Alberto Gonzales’ tenure as U.S. attorney general was tough to defend. The Brennan Center for Justice’s Andrew Cohen, during his time as CBS News’ chief legal analyst, wrote in 2007, “By any reasonable standard, the Gonzales Era at the Justice Department is void of almost all redemptive qualities. He brought shame and disgrace to the Department.”
A year later, Slate’s Dahlia Lithwick added that Gonzales helped create a Justice Department in which “politics sometimes had no end.”
Nevertheless, Gonzales remained quite popular with Republicans, even after he left George W. Bush’s cabinet, which makes his latest Washington Post op-ed all the more notable.
The former attorney general, whose reputation as a traditional GOP partisan has never been questioned, explained that he’s “recently heard from friends and former colleagues whom I trust and admire, people of common sense and strong values, who say that our justice system appears to be stacked against Trump and Republicans in general, that it favors liberals and Democrats, and that it serves the interests of the Democratic Party and not the Constitution.”
Gonzales wants those who believe this to know that they’re mistaken.

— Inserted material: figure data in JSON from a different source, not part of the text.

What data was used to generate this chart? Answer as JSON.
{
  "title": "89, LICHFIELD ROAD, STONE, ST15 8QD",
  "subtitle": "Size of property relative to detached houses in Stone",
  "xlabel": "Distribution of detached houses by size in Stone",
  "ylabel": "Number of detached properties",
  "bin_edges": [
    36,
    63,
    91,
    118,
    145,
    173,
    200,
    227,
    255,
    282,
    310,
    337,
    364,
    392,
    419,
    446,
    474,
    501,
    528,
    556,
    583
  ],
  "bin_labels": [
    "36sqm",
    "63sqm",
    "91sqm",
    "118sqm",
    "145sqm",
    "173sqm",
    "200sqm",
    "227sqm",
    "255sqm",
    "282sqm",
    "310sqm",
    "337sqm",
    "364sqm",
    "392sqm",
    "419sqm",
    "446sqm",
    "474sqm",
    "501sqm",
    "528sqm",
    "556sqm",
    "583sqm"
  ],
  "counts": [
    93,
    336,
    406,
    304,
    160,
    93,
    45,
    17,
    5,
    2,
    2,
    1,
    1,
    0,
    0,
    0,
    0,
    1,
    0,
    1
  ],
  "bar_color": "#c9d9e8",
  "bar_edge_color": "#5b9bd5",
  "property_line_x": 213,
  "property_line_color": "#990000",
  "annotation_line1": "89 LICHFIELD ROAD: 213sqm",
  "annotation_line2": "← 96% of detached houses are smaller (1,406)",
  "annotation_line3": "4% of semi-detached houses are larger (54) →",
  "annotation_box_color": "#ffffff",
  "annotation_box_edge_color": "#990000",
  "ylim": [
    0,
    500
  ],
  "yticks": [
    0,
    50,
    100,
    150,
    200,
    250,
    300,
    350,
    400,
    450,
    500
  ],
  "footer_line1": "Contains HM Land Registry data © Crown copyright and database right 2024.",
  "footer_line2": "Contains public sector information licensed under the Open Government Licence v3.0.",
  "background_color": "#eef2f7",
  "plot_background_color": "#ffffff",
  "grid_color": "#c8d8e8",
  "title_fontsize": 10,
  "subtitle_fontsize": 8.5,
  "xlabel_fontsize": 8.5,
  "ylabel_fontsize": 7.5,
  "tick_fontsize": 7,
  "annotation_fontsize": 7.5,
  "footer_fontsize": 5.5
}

Let’s set aside the fact that three independent grand juries of Americans — not just three prosecutors — have indicted one Republican politician, Trump, for a variety of crimes. All crimes are important to the victims. The crimes alleged in the most recent indictment appear to be the most serious, because if they are true, then Trump engaged in crimes against democracy — crimes against millions of voters in this country. Scores of Americans who participated in the Jan. 6 riots have been held accountable. It stands to reason that the person who urged them to go to the Capitol and who stood the most to gain from interfering with the electoral count should also be held accountable.
His op-ed for the Post proceeded to advise Republicans feeling aggrieved by Donald Trump’s intensifying legal jeopardy to “carefully review the facts of the cases against him rather than assuming conspiracies. I urge them to at least be open to considering that the problem may rest with Trump rather than the prosecution of him for his alleged crimes.”
Or put another way, partisans assuming the former president is being persecuted might need to consider the possibility that he’ll be proven guilty.